La crise économique qui a secoué le Cameroun dans les années 1990, a eu d’importantes conséquences socio-économiques dont l’augmentation du chômage des jeunes, la défaillance des pouvoirs publics dans la gestion de la cité, et notamment dans la gestion des déchets des ménages. C’est ainsi que la collecte des ordures ménagères qui était jusqu’alors une tâche dévolue à la mairie, n’était plus assumée par celle-ci. Les poubelles spontanées naissaient un peu partout, et la ville croupissait dans un état d’insalubrité indescriptible. La population n’avait plus confiance aux pouvoirs publics. Aujourd’hui, les ordures collectées sont jetées dans un dépotoir sauvage et notamment sur les flancs d’une colline située à 7 km de la ville de Bafoussam. C’est dans ce contexte que le CIPCRE (Cercle International pour la Promotion de la Création), s’est engagé depuis une dizaine d’année, dans l’assainissement de la ville de Bafoussam.
Il s’est agi dans l’ensemble, d’organiser la collecte des ordures ménagères par quartier, de les traiter sur des sites appropriés et de les transformer en un engrais biologique : «le compost», aujourd’hui véritable contribution à la lutte contre la pauvreté des sols, la baisse et la qualité des rendements. Cette opération est aujourd’hui conduite par des femmes et des hommes, volontaires, organisés en GIC (Groupe d’Initiative Commune). Ces groupes couvrent quatre zones de la ville de Bafoussam (Banengo, Bamendzi, Ndiandam, Kouogouo).
Activités menées
Les principales activités conduites mars par ces GICs de composteurs sont : la collecte, le tri des déchets et la production du compost. Par ailleurs une place de choix est accordée à la sensibilisation des ménages à la participation à ce travail d’assainissement de leur cadre de vie. Plusieurs ménages de ces quartiers ont été formés à la fabrication du compost à partir de leurs déchets. Sur tous les sites, ces GICs ont mis sur pied des parcelles de démonstration en vue de promouvoir l’agriculture biologique. On y observe surtout les cultures maraîchères. De nombreux paysans et fleuristes ont également utilisé avec succès le compost sur les cultures suivantes :
- Pomme de terre
- Oignons, maïs,
- Légumes vers,
- Bananier plantain
- Fleurs |
|
|
De janvier à juin 2006
On peut estimer à 238 m3 la quantité d’ordures collectées par les GICs, et à 27,8 tonnes la quantité de compost produit. De plus en plus de personnes comprennent les enjeux autour de la productivité des terres agricoles et de la protection de l’environnement et utilisent de ce fait le compost, qui a des qualités exceptionnelles : il restaure les sols, augmente les rendements et est exempt de tout composé chimique. Aussi, la production du compost s’avère une véritable activité génératrice de revenu, car à Bafoussam, le sac de compost est vendu à 1500 Frs.
Difficultés rencontrées
|
|
L’utilisation depuis de longues années des engrais chimiques, n’a pas facilité l’acceptation du message sur l’adoption ou l’association du compost à ces engrais. Le contexte de pauvreté et de recherche effrénée de gain emmène les paysans à accepter plus facilement les engrais chimiques. Par ailleurs, la modicité des moyens des GICs ne leur permettent pas d’étendre leurs activités dans toute la ville : la collecte des ordures se fait au porte tout ; l’amélioration de la qualité du compost s’obtient par l’utilisation d’un broyeur, outil que ces GICs n’ont pas : l’enlèvement des refus (ordures non bio dégradables qui s’amoncellent sur les sites) demeure problématique, car un GIC peut débourser parfois jusqu’à 150 000 mille francs, afin que les camions de la mairie passent évacuer ces refus.

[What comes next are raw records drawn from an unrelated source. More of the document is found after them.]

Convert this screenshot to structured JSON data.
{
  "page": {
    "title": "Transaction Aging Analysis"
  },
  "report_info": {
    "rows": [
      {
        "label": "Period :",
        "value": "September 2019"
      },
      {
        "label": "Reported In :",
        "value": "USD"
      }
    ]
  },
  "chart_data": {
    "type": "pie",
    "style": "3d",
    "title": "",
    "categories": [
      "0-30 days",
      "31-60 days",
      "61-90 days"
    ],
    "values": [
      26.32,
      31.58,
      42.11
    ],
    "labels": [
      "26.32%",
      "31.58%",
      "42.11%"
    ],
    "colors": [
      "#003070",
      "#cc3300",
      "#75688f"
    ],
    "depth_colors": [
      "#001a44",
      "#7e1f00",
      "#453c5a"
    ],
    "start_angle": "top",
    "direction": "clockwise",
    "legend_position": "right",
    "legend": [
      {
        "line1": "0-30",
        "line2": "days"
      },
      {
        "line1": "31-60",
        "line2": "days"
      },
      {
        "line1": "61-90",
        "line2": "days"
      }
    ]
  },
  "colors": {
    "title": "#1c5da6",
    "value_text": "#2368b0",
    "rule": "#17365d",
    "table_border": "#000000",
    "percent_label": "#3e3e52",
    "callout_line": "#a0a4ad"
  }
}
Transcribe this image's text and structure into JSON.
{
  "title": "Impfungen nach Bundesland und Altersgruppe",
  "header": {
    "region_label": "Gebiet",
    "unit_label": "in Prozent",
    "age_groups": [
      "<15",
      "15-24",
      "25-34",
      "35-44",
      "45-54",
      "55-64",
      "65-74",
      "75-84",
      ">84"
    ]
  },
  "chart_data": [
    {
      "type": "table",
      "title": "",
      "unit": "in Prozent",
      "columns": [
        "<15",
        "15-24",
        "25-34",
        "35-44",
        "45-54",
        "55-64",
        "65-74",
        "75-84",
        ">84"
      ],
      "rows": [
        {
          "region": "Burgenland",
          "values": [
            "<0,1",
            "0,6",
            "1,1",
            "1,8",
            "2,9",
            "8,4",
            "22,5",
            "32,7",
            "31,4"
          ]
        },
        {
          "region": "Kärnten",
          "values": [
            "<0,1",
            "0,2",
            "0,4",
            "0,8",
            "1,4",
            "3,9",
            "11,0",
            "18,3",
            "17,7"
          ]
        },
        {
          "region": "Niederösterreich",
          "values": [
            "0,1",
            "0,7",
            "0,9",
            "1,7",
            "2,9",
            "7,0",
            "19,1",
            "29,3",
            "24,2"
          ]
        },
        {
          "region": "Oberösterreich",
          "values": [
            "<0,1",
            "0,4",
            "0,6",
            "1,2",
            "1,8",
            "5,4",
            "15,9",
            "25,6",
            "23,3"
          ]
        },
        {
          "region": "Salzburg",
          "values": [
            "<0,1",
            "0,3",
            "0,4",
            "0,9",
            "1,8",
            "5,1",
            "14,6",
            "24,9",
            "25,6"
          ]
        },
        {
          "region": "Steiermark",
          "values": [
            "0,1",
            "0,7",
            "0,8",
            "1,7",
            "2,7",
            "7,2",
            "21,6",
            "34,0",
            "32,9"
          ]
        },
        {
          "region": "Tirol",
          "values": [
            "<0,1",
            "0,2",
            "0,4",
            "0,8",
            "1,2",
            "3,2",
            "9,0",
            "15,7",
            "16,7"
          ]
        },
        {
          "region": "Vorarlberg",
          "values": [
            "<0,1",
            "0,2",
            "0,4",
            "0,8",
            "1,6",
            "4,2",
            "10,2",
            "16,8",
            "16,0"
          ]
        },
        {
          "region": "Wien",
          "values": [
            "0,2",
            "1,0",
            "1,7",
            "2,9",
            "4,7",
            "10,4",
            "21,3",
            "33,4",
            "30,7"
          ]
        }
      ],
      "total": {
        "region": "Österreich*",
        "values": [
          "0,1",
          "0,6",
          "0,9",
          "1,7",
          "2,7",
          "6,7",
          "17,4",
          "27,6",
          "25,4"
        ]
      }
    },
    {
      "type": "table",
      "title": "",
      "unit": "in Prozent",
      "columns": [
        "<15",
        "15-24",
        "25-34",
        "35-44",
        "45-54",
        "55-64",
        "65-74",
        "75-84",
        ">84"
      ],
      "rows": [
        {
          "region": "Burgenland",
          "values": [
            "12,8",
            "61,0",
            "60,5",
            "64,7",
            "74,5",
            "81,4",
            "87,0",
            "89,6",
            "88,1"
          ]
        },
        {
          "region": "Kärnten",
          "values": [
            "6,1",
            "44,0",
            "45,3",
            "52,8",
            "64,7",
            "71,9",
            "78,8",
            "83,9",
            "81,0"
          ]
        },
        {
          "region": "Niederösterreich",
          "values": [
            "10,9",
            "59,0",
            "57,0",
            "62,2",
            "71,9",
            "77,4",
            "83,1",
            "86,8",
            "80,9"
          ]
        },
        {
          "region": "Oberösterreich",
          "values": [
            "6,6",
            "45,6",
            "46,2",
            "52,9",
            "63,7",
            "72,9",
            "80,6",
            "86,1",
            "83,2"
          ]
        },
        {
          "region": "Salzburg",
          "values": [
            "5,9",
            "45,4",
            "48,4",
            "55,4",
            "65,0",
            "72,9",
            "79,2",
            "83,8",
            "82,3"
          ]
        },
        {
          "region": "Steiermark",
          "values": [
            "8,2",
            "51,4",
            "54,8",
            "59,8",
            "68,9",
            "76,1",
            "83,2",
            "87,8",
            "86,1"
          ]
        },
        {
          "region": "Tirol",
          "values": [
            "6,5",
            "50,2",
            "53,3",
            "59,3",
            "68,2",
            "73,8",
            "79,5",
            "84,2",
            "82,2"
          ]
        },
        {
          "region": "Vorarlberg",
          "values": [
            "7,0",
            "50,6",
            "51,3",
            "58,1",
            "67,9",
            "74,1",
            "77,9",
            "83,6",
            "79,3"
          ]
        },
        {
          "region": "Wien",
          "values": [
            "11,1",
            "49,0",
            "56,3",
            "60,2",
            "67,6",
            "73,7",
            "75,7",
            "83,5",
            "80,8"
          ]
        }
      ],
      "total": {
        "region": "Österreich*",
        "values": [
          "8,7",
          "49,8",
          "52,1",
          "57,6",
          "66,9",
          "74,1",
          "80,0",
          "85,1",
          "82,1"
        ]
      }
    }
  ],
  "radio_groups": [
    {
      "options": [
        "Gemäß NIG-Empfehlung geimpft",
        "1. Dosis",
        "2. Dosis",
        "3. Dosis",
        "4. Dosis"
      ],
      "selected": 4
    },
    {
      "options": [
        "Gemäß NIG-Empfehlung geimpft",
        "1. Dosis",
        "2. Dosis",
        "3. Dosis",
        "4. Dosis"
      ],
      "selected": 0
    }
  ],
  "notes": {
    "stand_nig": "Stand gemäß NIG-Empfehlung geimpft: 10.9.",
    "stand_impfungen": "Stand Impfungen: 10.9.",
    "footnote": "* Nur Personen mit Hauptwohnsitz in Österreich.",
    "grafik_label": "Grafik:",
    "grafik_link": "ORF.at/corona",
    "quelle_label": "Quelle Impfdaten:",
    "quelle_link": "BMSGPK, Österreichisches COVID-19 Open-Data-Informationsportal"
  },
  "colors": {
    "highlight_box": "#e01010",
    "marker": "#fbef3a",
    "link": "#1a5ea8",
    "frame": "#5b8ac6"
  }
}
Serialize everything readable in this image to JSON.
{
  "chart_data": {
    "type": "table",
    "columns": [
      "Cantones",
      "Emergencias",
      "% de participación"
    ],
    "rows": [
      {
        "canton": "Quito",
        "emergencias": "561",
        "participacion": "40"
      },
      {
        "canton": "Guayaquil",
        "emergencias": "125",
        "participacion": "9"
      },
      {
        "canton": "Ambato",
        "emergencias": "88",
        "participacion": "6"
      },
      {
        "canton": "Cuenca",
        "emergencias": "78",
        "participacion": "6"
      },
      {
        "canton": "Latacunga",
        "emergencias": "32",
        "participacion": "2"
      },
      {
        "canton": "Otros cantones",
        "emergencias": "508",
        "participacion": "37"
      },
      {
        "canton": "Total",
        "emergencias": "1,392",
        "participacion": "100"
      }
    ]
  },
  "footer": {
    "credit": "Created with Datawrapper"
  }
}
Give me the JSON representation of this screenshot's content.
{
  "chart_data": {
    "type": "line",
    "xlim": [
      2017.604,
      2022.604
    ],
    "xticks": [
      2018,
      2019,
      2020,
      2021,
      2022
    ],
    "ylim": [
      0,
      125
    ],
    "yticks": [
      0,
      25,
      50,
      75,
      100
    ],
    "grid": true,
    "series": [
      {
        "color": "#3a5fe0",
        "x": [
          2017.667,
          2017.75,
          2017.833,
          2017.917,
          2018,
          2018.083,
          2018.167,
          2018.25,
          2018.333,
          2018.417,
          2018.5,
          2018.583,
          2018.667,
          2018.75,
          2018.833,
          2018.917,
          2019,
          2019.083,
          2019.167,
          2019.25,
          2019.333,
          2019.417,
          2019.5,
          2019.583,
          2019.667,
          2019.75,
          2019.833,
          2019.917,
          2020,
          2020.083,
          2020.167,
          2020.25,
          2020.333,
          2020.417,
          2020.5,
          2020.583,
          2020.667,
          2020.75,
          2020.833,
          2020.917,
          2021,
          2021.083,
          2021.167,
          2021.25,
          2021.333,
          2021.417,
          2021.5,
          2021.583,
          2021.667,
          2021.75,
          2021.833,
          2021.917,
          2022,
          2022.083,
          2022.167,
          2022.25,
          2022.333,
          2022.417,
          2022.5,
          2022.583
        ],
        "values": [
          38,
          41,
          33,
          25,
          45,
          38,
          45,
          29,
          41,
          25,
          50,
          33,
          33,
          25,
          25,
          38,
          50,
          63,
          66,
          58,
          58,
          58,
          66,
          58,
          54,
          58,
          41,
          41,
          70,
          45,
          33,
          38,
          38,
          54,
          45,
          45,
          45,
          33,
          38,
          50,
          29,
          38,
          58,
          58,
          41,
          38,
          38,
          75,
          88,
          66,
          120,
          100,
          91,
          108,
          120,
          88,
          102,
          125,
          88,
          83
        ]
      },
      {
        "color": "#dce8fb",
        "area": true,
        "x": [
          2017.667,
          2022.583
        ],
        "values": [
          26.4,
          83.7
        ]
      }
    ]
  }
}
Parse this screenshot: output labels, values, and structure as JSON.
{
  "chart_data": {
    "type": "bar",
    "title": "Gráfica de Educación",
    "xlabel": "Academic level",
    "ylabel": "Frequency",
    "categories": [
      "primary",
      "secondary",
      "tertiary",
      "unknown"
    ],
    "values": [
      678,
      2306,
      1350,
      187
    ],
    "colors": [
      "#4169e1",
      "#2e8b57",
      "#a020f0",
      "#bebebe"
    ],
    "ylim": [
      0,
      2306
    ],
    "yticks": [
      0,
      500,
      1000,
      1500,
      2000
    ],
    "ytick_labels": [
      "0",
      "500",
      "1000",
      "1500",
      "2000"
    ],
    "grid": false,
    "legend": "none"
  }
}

Cependant, il y a deux mois, l’arrivée de la société Hysacam a coïncidé avec les négociations entamées entre le réseau des GICs de |
composteurs, le PACDU et la mairie, au sujet de l’évacuation des refus.
Au terme de celles-ci, Hysacam a accepté de les enlever gratuitement ou mieux «naturellement».
Compte tenu de l’engouement que certains quartiers ont par rapport au compostage de leurs ordures, le CIPCRE continuera à appuyer les GICs, notamment pour une plus grande implication de tous les habitants à l’assainissement de leur cadre de vie, une plus grande promotion du compost, à travers la création des parcelles de démonstration dans les villages, une sensibilisation continue des populations sur la protection des sols, et la recherche d’une solution durable à l’enlèvement des refus sur les sites, car la société Hysacam travaillerait actuellement sur un mandat à durée déterminée.